News Flash
BERLIN, March 25, 2025 (BSS/AFP) - A former member of Germany's far-left Baader-Meinhof gang who was arrested last year after more than 30 years on the run will face trial Tuesday for a series of armed robberies.
Daniela Klette, 66, was part of the radical anti-capitalist group also known as the Red Army Faction (RAF), which carried out a series of bombings, kidnappings and killings in the 1970s and 1980s.
She was arrested in February 2024 at her Berlin flat, where police found a Kalashnikov assault rifle, explosives and large sums of cash, after apparently hiding there in plain sight for two decades.
Weeks earlier, the creators of a German "most wanted" podcast had stumbled across photos of Klette on Facebook attending capoeira classes in Berlin, though it is unclear whether this led to her arrest.
The trial starting Tuesday in the northern city of Celle relates to robberies Klette allegedly committed with two other gang members to finance their life on the run after the RAF disbanded in 1998.
After she was detained, prosecutors also had Klette formally arrested on suspicion of involvement in three attacks in the 1990s, while the gang was still active.
Named after two of its early leaders, Andreas Baader and Ulrike Meinhof, the Baader-Meinhof gang emerged out of the radical fringe of the 1960s student protest movement.
The group's members took up arms against what they saw as US imperialism and a "fascist" German state that was still riddled with former Nazis.
- Dummy bazooka -
At the height of its notoriety in 1977, the group shot dead a German bank chief and kidnapped and killed industrialist Hanns Martin Schleyer, a former SS officer.
Though the so-called German Autumn of 1977 marked the beginning of a long period of decline for the RAF, the group continued to operate for another two decades.
Klette was part of a notorious trio -- along with fellow gang members Ernst-Volker Staub and Burkhard Garweg -- who were active as part of the RAF's "third generation" in the 1980s and 1990s.
After the RAF disbanded, Klette and the two men are believed to have financed their lives in hiding through armed robberies.

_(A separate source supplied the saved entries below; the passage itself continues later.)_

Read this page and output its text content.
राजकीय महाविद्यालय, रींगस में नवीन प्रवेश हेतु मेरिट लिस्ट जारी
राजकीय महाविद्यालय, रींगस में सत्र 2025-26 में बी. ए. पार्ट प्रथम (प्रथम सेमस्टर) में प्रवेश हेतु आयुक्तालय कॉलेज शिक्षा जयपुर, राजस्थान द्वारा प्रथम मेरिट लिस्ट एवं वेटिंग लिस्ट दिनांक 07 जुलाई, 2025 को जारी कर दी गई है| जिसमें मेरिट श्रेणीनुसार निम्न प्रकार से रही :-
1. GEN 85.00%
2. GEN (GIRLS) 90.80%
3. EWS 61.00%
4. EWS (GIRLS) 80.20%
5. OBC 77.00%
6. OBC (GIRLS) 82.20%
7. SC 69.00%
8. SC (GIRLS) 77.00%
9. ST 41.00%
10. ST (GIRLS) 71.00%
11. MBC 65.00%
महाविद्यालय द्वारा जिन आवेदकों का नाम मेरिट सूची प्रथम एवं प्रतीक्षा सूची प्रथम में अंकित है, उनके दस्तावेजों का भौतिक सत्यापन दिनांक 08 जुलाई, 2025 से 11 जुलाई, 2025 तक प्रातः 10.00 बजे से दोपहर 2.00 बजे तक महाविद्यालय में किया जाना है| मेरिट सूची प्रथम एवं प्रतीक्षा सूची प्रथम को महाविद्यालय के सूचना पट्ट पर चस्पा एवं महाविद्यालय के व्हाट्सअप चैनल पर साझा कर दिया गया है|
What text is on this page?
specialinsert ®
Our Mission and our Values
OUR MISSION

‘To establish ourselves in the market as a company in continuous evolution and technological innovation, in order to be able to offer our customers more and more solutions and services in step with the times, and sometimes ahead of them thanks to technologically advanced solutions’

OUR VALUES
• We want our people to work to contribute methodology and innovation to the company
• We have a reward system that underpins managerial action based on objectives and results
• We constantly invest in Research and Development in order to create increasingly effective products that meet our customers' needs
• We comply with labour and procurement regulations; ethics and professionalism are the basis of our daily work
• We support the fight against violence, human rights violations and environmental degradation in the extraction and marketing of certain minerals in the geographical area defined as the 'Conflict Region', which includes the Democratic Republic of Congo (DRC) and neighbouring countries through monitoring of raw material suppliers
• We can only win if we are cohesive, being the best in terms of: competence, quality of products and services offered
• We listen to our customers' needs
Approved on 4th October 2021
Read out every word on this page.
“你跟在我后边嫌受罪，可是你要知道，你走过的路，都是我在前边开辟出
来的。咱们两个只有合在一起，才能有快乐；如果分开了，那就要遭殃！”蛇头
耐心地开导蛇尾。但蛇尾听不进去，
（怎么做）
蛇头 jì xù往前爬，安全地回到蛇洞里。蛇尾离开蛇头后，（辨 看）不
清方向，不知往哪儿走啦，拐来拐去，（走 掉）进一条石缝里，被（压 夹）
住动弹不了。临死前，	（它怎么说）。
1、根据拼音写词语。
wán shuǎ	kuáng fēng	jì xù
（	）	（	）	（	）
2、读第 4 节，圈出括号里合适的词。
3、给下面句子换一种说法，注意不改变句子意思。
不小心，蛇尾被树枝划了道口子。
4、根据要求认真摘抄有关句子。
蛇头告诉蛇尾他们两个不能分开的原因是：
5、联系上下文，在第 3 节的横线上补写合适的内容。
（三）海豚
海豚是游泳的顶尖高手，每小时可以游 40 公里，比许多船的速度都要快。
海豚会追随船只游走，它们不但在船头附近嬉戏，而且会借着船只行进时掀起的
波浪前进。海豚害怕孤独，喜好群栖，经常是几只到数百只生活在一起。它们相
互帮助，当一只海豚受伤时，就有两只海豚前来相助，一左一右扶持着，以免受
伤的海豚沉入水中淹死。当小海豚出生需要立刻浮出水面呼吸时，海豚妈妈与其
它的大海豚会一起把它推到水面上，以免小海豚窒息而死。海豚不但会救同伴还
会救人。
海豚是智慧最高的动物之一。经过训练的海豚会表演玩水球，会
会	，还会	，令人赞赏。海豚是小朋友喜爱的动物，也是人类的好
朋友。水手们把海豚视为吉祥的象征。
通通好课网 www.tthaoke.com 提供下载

Police are still searching for Staub and Garweg, who would now be 71 and 56 if they are still alive.
The trial in Celle relates to four attacks on money transporters and nine cash heists from shops in which the suspects got away with a total of 2.7 million euros ($2.9 million), according to prosecutors.
Klette is said to have acted mainly as the getaway driver but also faces one charge of attempted murder.
Prosecutors said she carried a "realistic-looking" dummy bazooka during some of the heists.
The trial is set to last around two years and will hear from 12 witnesses, according to the court.
- Fake identity -
Klette reportedly put up no resistance when she was arrested at her apartment in Berlin's bohemian Kreuzberg neighbourhood.
According to German media reports, she had been using a fake Italian passport and going by the name of Claudia Ivone.
Neighbours told the Bild daily she had a partner about the same age as her and always said "hello" when she went out walking with her dog.
Klette had no bank account and likely paid her rent in cash, possibly for several months or years at a time, according to Der Spiegel magazine.
The attacks Klette is accused of committing in the 1990s, which are being dealt with in separate proceedings, include an attempted assault on a Deutsche Bank building in Eschborn, near Frankfurt.
She is also accused of playing a role in a 1991 RAF attack on the US Embassy in Bonn, which was the German capital at the time.
A third accusation relates to a 1993 explosives attack against a prison then still under construction in Germany's Hesse state.